KID REPORTERS’ NOTEBOOK
A Special Violin
The SVA Theatre in New York City was packed on February 10 for a screening of Joe’s Violin. The film has been nominated for an Academy Award for best documentary short subject. After the screening, TV host Stephen Colbert moderated a Q&A with Kahane Cooperman, who directed Joe’s Violin, and producer Raphaela Neihausen.
“It’s a film that breaks your heart and fills it at the same time,” Colbert said.
The 24-minute documentary traces the unique connection between an elderly Holocaust survivor, Joe Feingold, and Brianna Perez, a public school student in New York City.
At the time of the filming, Brianna was a 12-year-old student at the Bronx Global Learning Institute for Girls. She received a violin through an instrument drive run by WQXR, a classical radio station based in the New York City area.
“I was a kid from the Bronx who went to an all-girls’ school and just randomly played the violin,” said Brianna, who is now 14. “This violin connected me with a person 80 years older who survived the Holocaust.”
Thanks to WQXR, which is owned by the nonprofit New York Public Radio, old instruments are collected and redistributed to New York City schoolchildren.
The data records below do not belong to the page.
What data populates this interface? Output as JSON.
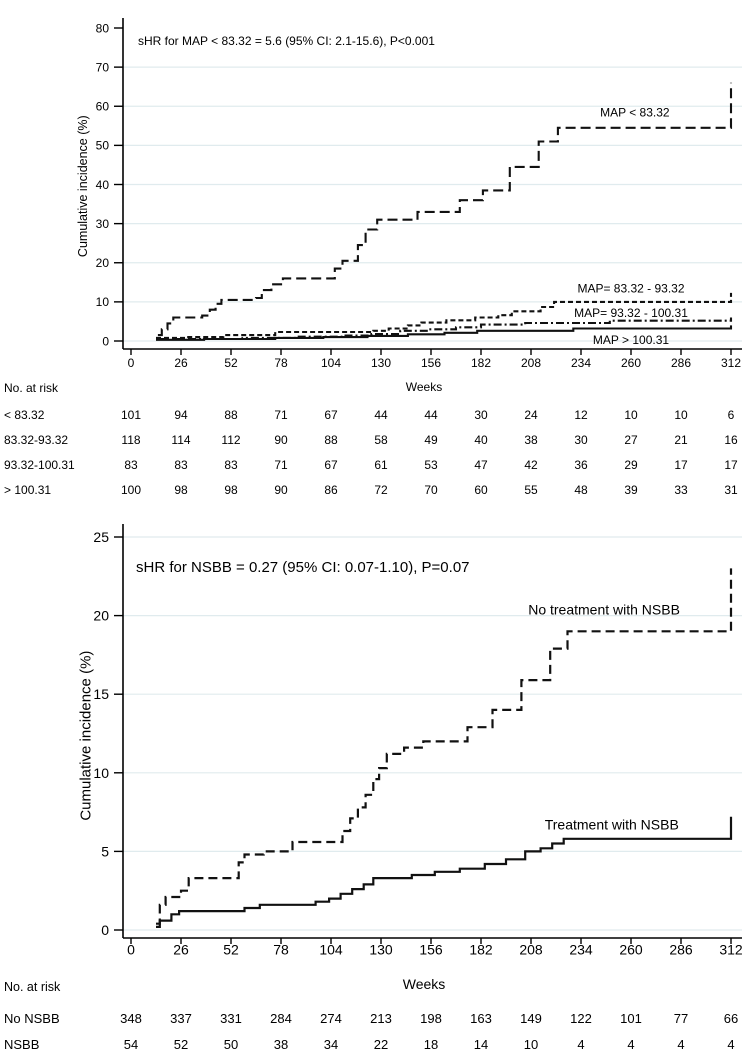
{
  "palette": {
    "background": "#ffffff",
    "curve_color": "#111111",
    "axis_color": "#000000",
    "grid_color": "#e0ebee",
    "text_color": "#000000"
  },
  "chart_data": [
    {
      "type": "line",
      "subtype": "step-cumulative-incidence",
      "annotation": "sHR for MAP < 83.32 = 5.6 (95% CI: 2.1-15.6), P<0.001",
      "ylabel": "Cumulative incidence (%)",
      "xlabel": "Weeks",
      "ylim": [
        0,
        80
      ],
      "xlim": [
        0,
        312
      ],
      "yticks": [
        0,
        10,
        20,
        30,
        40,
        50,
        60,
        70,
        80
      ],
      "xticks": [
        0,
        26,
        52,
        78,
        104,
        130,
        156,
        182,
        208,
        234,
        260,
        286,
        312
      ],
      "grid_values": [
        0,
        10,
        20,
        30,
        40,
        50,
        60,
        70
      ],
      "grid": "horizontal",
      "legend_position": "inline-labels",
      "series": [
        {
          "name": "MAP < 83.32",
          "style": "long-dash",
          "label_at": [
            262,
            58.5
          ],
          "points": [
            [
              14,
              1.5
            ],
            [
              16,
              3
            ],
            [
              19,
              4.5
            ],
            [
              22,
              6
            ],
            [
              37,
              6.5
            ],
            [
              41,
              8
            ],
            [
              44,
              9.5
            ],
            [
              47,
              10.5
            ],
            [
              65,
              11
            ],
            [
              68,
              13
            ],
            [
              73,
              14.5
            ],
            [
              79,
              16
            ],
            [
              106,
              18.5
            ],
            [
              110,
              20.5
            ],
            [
              118,
              24.5
            ],
            [
              122,
              28.5
            ],
            [
              128,
              31
            ],
            [
              149,
              33
            ],
            [
              171,
              36
            ],
            [
              183,
              38.5
            ],
            [
              197,
              44.5
            ],
            [
              212,
              51
            ],
            [
              222,
              54.5
            ],
            [
              312,
              66
            ]
          ]
        },
        {
          "name": "MAP= 83.32 - 93.32",
          "style": "short-dash",
          "label_at": [
            260,
            13.5
          ],
          "points": [
            [
              13,
              0.8
            ],
            [
              29,
              1
            ],
            [
              48,
              1.5
            ],
            [
              75,
              2.3
            ],
            [
              126,
              2.6
            ],
            [
              134,
              3.2
            ],
            [
              144,
              4
            ],
            [
              151,
              4.7
            ],
            [
              164,
              5.3
            ],
            [
              179,
              6
            ],
            [
              191,
              6.6
            ],
            [
              198,
              7.6
            ],
            [
              213,
              8.7
            ],
            [
              220,
              10
            ],
            [
              312,
              12.3
            ]
          ]
        },
        {
          "name": "MAP= 93.32 - 100.31",
          "style": "dash-dot",
          "label_at": [
            260,
            7.2
          ],
          "points": [
            [
              13,
              0.5
            ],
            [
              58,
              0.8
            ],
            [
              86,
              1.1
            ],
            [
              110,
              1.4
            ],
            [
              125,
              1.8
            ],
            [
              140,
              2.6
            ],
            [
              155,
              3
            ],
            [
              169,
              3.5
            ],
            [
              182,
              4.2
            ],
            [
              205,
              4.6
            ],
            [
              249,
              5.2
            ],
            [
              312,
              6
            ]
          ]
        },
        {
          "name": "MAP > 100.31",
          "style": "solid",
          "label_at": [
            260,
            0.3
          ],
          "points": [
            [
              13,
              0.3
            ],
            [
              38,
              0.5
            ],
            [
              75,
              0.8
            ],
            [
              100,
              1
            ],
            [
              123,
              1.3
            ],
            [
              144,
              1.7
            ],
            [
              163,
              2.1
            ],
            [
              180,
              2.6
            ],
            [
              230,
              3.2
            ],
            [
              312,
              4
            ]
          ]
        }
      ],
      "risk_table": {
        "title": "No. at risk",
        "rows": [
          {
            "label": "< 83.32",
            "values": [
              101,
              94,
              88,
              71,
              67,
              44,
              44,
              30,
              24,
              12,
              10,
              10,
              6
            ]
          },
          {
            "label": "83.32-93.32",
            "values": [
              118,
              114,
              112,
              90,
              88,
              58,
              49,
              40,
              38,
              30,
              27,
              21,
              16
            ]
          },
          {
            "label": "93.32-100.31",
            "values": [
              83,
              83,
              83,
              71,
              67,
              61,
              53,
              47,
              42,
              36,
              29,
              17,
              17
            ]
          },
          {
            "label": "> 100.31",
            "values": [
              100,
              98,
              98,
              90,
              86,
              72,
              70,
              60,
              55,
              48,
              39,
              33,
              31
            ]
          }
        ]
      }
    },
    {
      "type": "line",
      "subtype": "step-cumulative-incidence",
      "annotation": "sHR for NSBB = 0.27 (95% CI: 0.07-1.10), P=0.07",
      "ylabel": "Cumulative incidence (%)",
      "xlabel": "Weeks",
      "ylim": [
        0,
        25
      ],
      "xlim": [
        0,
        312
      ],
      "yticks": [
        0,
        5,
        10,
        15,
        20,
        25
      ],
      "xticks": [
        0,
        26,
        52,
        78,
        104,
        130,
        156,
        182,
        208,
        234,
        260,
        286,
        312
      ],
      "grid_values": [
        0,
        5,
        10,
        15,
        20,
        25
      ],
      "grid": "horizontal",
      "legend_position": "inline-labels",
      "series": [
        {
          "name": "No treatment with NSBB",
          "style": "dashed",
          "label_at": [
            246,
            20.4
          ],
          "points": [
            [
              13,
              0.4
            ],
            [
              15,
              1.6
            ],
            [
              18,
              2.1
            ],
            [
              26,
              2.5
            ],
            [
              30,
              3.3
            ],
            [
              56,
              4.3
            ],
            [
              59,
              4.8
            ],
            [
              69,
              5
            ],
            [
              84,
              5.6
            ],
            [
              110,
              6.3
            ],
            [
              114,
              7.1
            ],
            [
              118,
              7.8
            ],
            [
              122,
              8.6
            ],
            [
              126,
              9.6
            ],
            [
              129,
              10.3
            ],
            [
              133,
              11.2
            ],
            [
              142,
              11.6
            ],
            [
              152,
              12
            ],
            [
              175,
              12.9
            ],
            [
              188,
              14
            ],
            [
              203,
              15.9
            ],
            [
              218,
              17.9
            ],
            [
              227,
              19
            ],
            [
              312,
              23
            ]
          ]
        },
        {
          "name": "Treatment with NSBB",
          "style": "solid",
          "label_at": [
            250,
            6.7
          ],
          "points": [
            [
              13,
              0.2
            ],
            [
              15,
              0.6
            ],
            [
              21,
              1
            ],
            [
              25,
              1.2
            ],
            [
              59,
              1.4
            ],
            [
              67,
              1.6
            ],
            [
              96,
              1.8
            ],
            [
              103,
              2
            ],
            [
              109,
              2.3
            ],
            [
              115,
              2.6
            ],
            [
              121,
              2.9
            ],
            [
              126,
              3.3
            ],
            [
              146,
              3.5
            ],
            [
              158,
              3.7
            ],
            [
              171,
              3.9
            ],
            [
              184,
              4.2
            ],
            [
              195,
              4.5
            ],
            [
              205,
              5
            ],
            [
              213,
              5.2
            ],
            [
              219,
              5.5
            ],
            [
              225,
              5.8
            ],
            [
              312,
              7.2
            ]
          ]
        }
      ],
      "risk_table": {
        "title": "No. at risk",
        "rows": [
          {
            "label": "No NSBB",
            "values": [
              348,
              337,
              331,
              284,
              274,
              213,
              198,
              163,
              149,
              122,
              101,
              77,
              66
            ]
          },
          {
            "label": "NSBB",
            "values": [
              54,
              52,
              50,
              38,
              34,
              22,
              18,
              14,
              10,
              4,
              4,
              4,
              4
            ]
          }
        ]
      }
    }
  ]
}
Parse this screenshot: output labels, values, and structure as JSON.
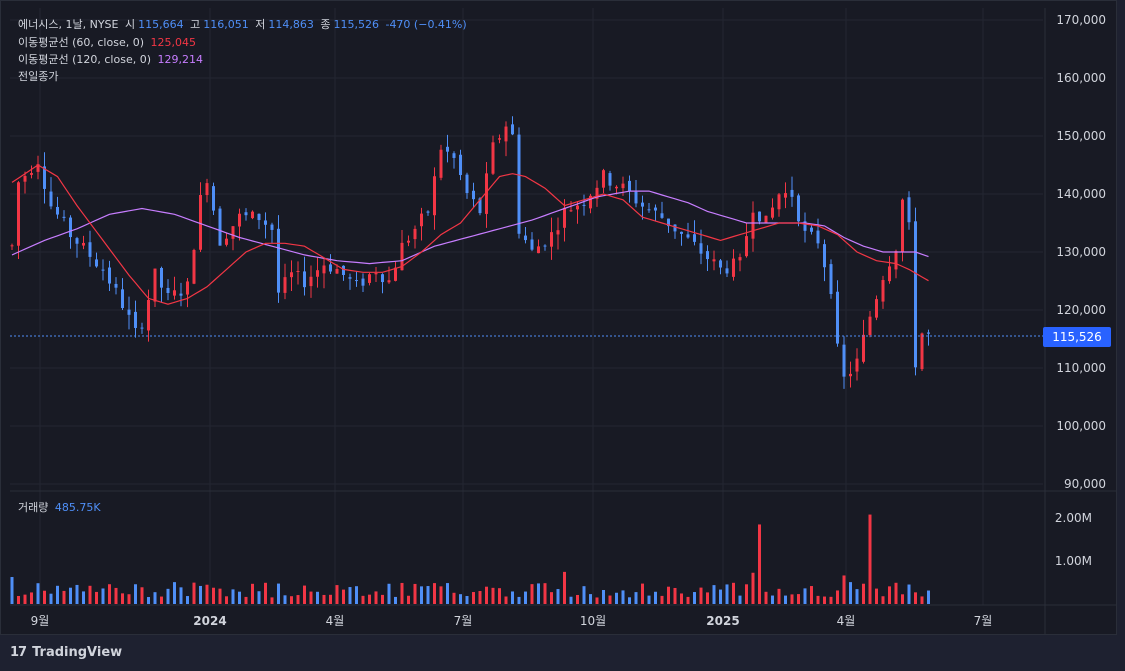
{
  "header": {
    "symbol_line": {
      "label": "에너시스, 1날, NYSE",
      "open_label": "시",
      "open": "115,664",
      "high_label": "고",
      "high": "116,051",
      "low_label": "저",
      "low": "114,863",
      "close_label": "종",
      "close": "115,526",
      "change": "-470 (−0.41%)"
    },
    "ma60": {
      "label": "이동평균선 (60, close, 0)",
      "value": "125,045"
    },
    "ma120": {
      "label": "이동평균선 (120, close, 0)",
      "value": "129,214"
    },
    "prev_close": "전일종가"
  },
  "volume_legend": {
    "label": "거래량",
    "value": "485.75K"
  },
  "current_price_tag": "115,526",
  "footer": {
    "logo": "17",
    "brand": "TradingView"
  },
  "colors": {
    "up": "#f23645",
    "down": "#4f8ff7",
    "ma60": "#f23645",
    "ma120": "#c77dff",
    "price_line": "#4f8ff7"
  },
  "chart_data": {
    "type": "candlestick",
    "title": "에너시스, 1날, NYSE",
    "y_axis": {
      "min": 90000,
      "max": 170000,
      "ticks": [
        "170,000",
        "160,000",
        "150,000",
        "140,000",
        "130,000",
        "120,000",
        "110,000",
        "100,000",
        "90,000"
      ]
    },
    "volume_axis": {
      "ticks": [
        "2.00M",
        "1.00M"
      ]
    },
    "x_axis": {
      "ticks": [
        "9월",
        "2024",
        "4월",
        "7월",
        "10월",
        "2025",
        "4월",
        "7월"
      ]
    },
    "current_price": 115526,
    "price_path": [
      [
        0,
        131000
      ],
      [
        1,
        142000
      ],
      [
        4,
        146000
      ],
      [
        6,
        138000
      ],
      [
        9,
        133000
      ],
      [
        14,
        127000
      ],
      [
        17,
        121000
      ],
      [
        19,
        116000
      ],
      [
        20,
        118000
      ],
      [
        22,
        126000
      ],
      [
        24,
        122000
      ],
      [
        27,
        124000
      ],
      [
        29,
        139000
      ],
      [
        30,
        143000
      ],
      [
        32,
        132000
      ],
      [
        35,
        136000
      ],
      [
        38,
        136000
      ],
      [
        40,
        134000
      ],
      [
        41,
        123000
      ],
      [
        43,
        126000
      ],
      [
        45,
        125000
      ],
      [
        48,
        128000
      ],
      [
        50,
        127000
      ],
      [
        53,
        124000
      ],
      [
        56,
        127000
      ],
      [
        58,
        125000
      ],
      [
        60,
        131000
      ],
      [
        62,
        134000
      ],
      [
        64,
        137000
      ],
      [
        66,
        148000
      ],
      [
        68,
        146000
      ],
      [
        70,
        140000
      ],
      [
        72,
        137000
      ],
      [
        74,
        148000
      ],
      [
        76,
        152000
      ],
      [
        77,
        150000
      ],
      [
        78,
        134000
      ],
      [
        80,
        130000
      ],
      [
        83,
        133000
      ],
      [
        85,
        137000
      ],
      [
        88,
        139000
      ],
      [
        91,
        143000
      ],
      [
        94,
        141000
      ],
      [
        97,
        138000
      ],
      [
        100,
        136000
      ],
      [
        103,
        133000
      ],
      [
        106,
        130000
      ],
      [
        109,
        127000
      ],
      [
        112,
        128000
      ],
      [
        114,
        138000
      ],
      [
        116,
        135000
      ],
      [
        118,
        140000
      ],
      [
        120,
        140000
      ],
      [
        122,
        133000
      ],
      [
        124,
        132000
      ],
      [
        126,
        124000
      ],
      [
        127,
        113000
      ],
      [
        128,
        108000
      ],
      [
        130,
        111000
      ],
      [
        132,
        119000
      ],
      [
        134,
        126000
      ],
      [
        136,
        131000
      ],
      [
        137,
        139000
      ],
      [
        138,
        134000
      ],
      [
        139,
        111000
      ],
      [
        140,
        116000
      ],
      [
        141,
        115526
      ]
    ],
    "ma60_path": [
      [
        0,
        142000
      ],
      [
        4,
        145000
      ],
      [
        7,
        143000
      ],
      [
        10,
        138000
      ],
      [
        14,
        132000
      ],
      [
        18,
        126000
      ],
      [
        21,
        122000
      ],
      [
        24,
        121000
      ],
      [
        27,
        122000
      ],
      [
        30,
        124000
      ],
      [
        33,
        127000
      ],
      [
        36,
        130000
      ],
      [
        39,
        131500
      ],
      [
        42,
        131500
      ],
      [
        45,
        131000
      ],
      [
        48,
        129000
      ],
      [
        51,
        127000
      ],
      [
        54,
        126500
      ],
      [
        57,
        126500
      ],
      [
        60,
        127500
      ],
      [
        63,
        130000
      ],
      [
        66,
        133000
      ],
      [
        69,
        135000
      ],
      [
        72,
        139000
      ],
      [
        75,
        143000
      ],
      [
        77,
        143500
      ],
      [
        79,
        143000
      ],
      [
        82,
        141000
      ],
      [
        85,
        138000
      ],
      [
        88,
        139000
      ],
      [
        91,
        140000
      ],
      [
        94,
        139000
      ],
      [
        97,
        136000
      ],
      [
        100,
        135000
      ],
      [
        103,
        134000
      ],
      [
        106,
        133000
      ],
      [
        109,
        132000
      ],
      [
        112,
        133000
      ],
      [
        115,
        134000
      ],
      [
        118,
        135000
      ],
      [
        121,
        135000
      ],
      [
        124,
        134500
      ],
      [
        127,
        133000
      ],
      [
        130,
        130000
      ],
      [
        133,
        128500
      ],
      [
        136,
        128000
      ],
      [
        138,
        127000
      ],
      [
        141,
        125045
      ]
    ],
    "ma120_path": [
      [
        0,
        129500
      ],
      [
        5,
        132000
      ],
      [
        10,
        134000
      ],
      [
        15,
        136500
      ],
      [
        20,
        137500
      ],
      [
        25,
        136500
      ],
      [
        30,
        134500
      ],
      [
        35,
        132500
      ],
      [
        40,
        131000
      ],
      [
        45,
        129500
      ],
      [
        50,
        128500
      ],
      [
        55,
        128000
      ],
      [
        60,
        128500
      ],
      [
        65,
        131000
      ],
      [
        70,
        132500
      ],
      [
        75,
        134000
      ],
      [
        80,
        135500
      ],
      [
        85,
        137500
      ],
      [
        90,
        139500
      ],
      [
        95,
        140500
      ],
      [
        98,
        140500
      ],
      [
        101,
        139500
      ],
      [
        104,
        138500
      ],
      [
        107,
        137000
      ],
      [
        110,
        136000
      ],
      [
        113,
        135000
      ],
      [
        116,
        135000
      ],
      [
        119,
        135000
      ],
      [
        122,
        135000
      ],
      [
        125,
        134500
      ],
      [
        128,
        132500
      ],
      [
        131,
        131000
      ],
      [
        134,
        130000
      ],
      [
        137,
        130000
      ],
      [
        139,
        130000
      ],
      [
        141,
        129214
      ]
    ],
    "volume_spikes": [
      [
        115,
        1850000
      ],
      [
        132,
        2080000
      ]
    ]
  }
}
In the past three years, the program has collected 5,000 instruments for students across the city.
Before Brianna was given the violin, one of her teachers discussed the Holocaust in class. “I felt a connection to Anne Frank’s story,” Brianna said. “Then my teacher mentioned Joe, so I started connecting Anne’s experiences with Joe’s. It’s crazy how everything just fits like a puzzle piece.”
Film crews captured the moment that Brianna received the instrument, her meeting with Joe, and much more.
“This film can show younger audiences that there is a way to connect to other people without hate, and just through love,” Brianna said. “I got to meet so many people through the actions of love.”
Kathleen Drohan, Project Director of the WQXR Instrument Drive, said that music provides the most basic way for people to connect across cultures and languages.
“Every culture has music,” Drohan said. “Every part of our lives is celebrated with music. We sing ‘Happy Birthday,’ we have wedding songs, we have graduation songs, and we have funeral songs. We mark everything in our world by music, and it connects us culturally.”
Music, Drohan added, provides a way for people to “communicate with each other without words.”
Brianna now attends a performing arts high school, and the violin has been passed to another student at her former school, as it will be for years to come.
“This violin,” Brianna said, “it’s a legacy.”